This summer there was a sense that Berkshire County was experiencing a boom in real estate sales. Now as summer ends, do the facts support the theory?
Patricia Harris is the Registrar of Deeds for Berkshire Middle District, which includes Becket, Dalton, Hinsdale, Lee, Lenox, Otis, Peru, Pittsfield, Richmond, Stockbridge, Tyringham and Washington. In comparing sales for summer 2019 with summer 2020, Harris found there was an increase.
In 2019, sales deeds numbered 215, 246 and 263 in June, July and August, respectively. Over those same three months this year, those numbers were 269, a 25 percent increase; 271, a 10 percent increase; and 276, a 5 percent increase.
Harris added, "I believe that we would have experienced more transactions if there was more inventory on the market."
With respect to sale prices, Harris noted, "Compared to June of 2019, the excise tax jumped significantly; it rose 48 percent." The excise tax is collected on the sale price at a rate of $4.56 per $1,000, therefore, the total excise tax goes up as the price of the house goes up.
Reflecting on countywide sales, Sandra Carroll, CEO of Berkshire County Board of Realtors and Multiple Listing Service Inc., supported Harris' findings.
The Board of Realtor's Berkshire Market Watch Report found that "closed sales in July [for single family dwellings] are up 11 percent countywide compared to last year."
BMWR also reported that "the dollar volume of home sales has jumped 16 percent year-to-date compared to last year [and] a 68 percent jump in July residential sales to $59 million dollars transacted compared to $35 million last year."
Sales rose, cost of individual sales rose and concomitantly inventory fell. Homes available lagged behind demand. "In July, countywide inventory fell to 511 homes on the market compared to 913 last year; a 44 percent decrease."
The trend continued into August, with a 22 percent increase in home sales. The condo market reflected the single-family home market with Inventory down, sales and sale prices up according to BMWR.
The boom in the Berkshires may be the result of a "flight to safety" amid COVID-19 — a desire to leave more densely populated areas. It might also reflect the increased popularity the Berkshires experienced overall. In the last few years. lodging reservations, event attendance, and the length of the season have all increased. Once the Berkshire "season" was 10 weeks. In recent years it has lengthened and is becoming a year-round destination. Whatever the reason for the increase in sales, the question is: How will it impact the Berkshires?
In 2019, Berkshire County had a year-round population of approximately 124,000 down from 131,000 in 2010.The rise in residential sales during the summer of 2020 may or may not have an impact. However, if the trend continues, at what point will it have an impact?
Reviewing the deeds of new sales, Harris said, "We've also noticed that many of the deeds indicate the purchaser has an address other than the property address."
That could indicate a second-home owner that is a part-time resident, or could indicate a purchaser who does not intend to occupy the property at all.
Currently the percent of second-home owners in Berkshire towns ranges from 16 percent to 64 percent — for example, 16 percent in Lee, 54 percent in Stockbridge and 64 percent in Otis. Is the percentage of second-home owners increasing? Ironically, will those escaping density create density here?
In 2010, the U.S. census recorded 69,000 houses with 68 percent of them owner-occupied. Is the new wave of "Airbnb" units having an impact? How many "investment houses" are there now and what is the impact?

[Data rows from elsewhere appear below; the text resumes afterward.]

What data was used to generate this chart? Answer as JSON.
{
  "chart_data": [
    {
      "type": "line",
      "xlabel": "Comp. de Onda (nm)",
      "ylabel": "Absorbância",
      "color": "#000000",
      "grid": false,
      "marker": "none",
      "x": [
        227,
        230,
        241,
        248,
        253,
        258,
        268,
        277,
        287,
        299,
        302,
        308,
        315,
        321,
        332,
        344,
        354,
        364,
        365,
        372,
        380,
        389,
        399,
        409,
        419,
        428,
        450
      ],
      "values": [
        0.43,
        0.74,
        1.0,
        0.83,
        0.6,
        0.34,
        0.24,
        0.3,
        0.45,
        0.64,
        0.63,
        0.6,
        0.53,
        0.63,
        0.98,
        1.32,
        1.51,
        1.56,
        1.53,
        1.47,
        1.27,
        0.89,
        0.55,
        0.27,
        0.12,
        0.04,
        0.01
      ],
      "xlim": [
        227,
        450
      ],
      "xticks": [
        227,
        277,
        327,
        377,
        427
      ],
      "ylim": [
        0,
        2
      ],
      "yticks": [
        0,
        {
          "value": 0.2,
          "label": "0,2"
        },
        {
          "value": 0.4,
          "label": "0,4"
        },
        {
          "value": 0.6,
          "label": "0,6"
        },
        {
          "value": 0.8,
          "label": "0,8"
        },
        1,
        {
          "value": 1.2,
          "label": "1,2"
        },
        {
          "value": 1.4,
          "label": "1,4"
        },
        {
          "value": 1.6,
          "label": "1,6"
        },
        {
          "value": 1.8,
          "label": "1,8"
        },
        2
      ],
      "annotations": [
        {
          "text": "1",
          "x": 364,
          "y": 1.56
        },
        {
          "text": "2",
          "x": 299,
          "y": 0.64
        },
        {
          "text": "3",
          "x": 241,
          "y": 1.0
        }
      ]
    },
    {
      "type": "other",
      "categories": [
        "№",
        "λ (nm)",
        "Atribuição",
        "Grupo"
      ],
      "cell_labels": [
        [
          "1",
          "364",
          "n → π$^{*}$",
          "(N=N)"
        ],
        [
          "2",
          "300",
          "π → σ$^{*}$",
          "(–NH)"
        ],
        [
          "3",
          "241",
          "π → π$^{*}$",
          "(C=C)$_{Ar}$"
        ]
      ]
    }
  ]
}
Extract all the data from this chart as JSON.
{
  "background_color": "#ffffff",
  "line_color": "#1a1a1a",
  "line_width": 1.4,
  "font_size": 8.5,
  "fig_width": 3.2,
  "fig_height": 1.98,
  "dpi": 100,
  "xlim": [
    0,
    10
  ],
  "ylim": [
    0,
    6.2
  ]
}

The 2020 census has not been published; in 2010 Berkshire County looked like this:
Under 5 years of age: 4 percent
Under 18 years: 16 percent
65 and over: 23 percent
Female: 51 percent
White: 91 percent
Black: 3 percent
Hispanic: 5 percent
In same house more than a year: 91 percent
High school diploma or above or more: 91 percent
Those living in poverty: 11 percent
The number of people per square mile in Berkshire County is 141 compared to 27,000 people per square mile in New York City. The population of Berkshire County has been consistent — consistently small. The last large population shift was downward. It happened when General Electric Co. left Pittsfield. It might be that the last population boom was in the 18th century.
In the mid-1700s, land in the Massachusetts Bay Colony was scarce. When the westernmost part of Hampshire County (now called Berkshire County) opened, people swarmed. Populations in early settlements went from one to 10 to hundreds. It happened, seemingly, overnight.
If the current real estate boom continues, how will the Berkshire population change? Who will the new homeowners be, and what will their needs be? What are the implications for planners, elected and appointed officials?
A writer and historian, Carole Owens is a regular Eagle contributor.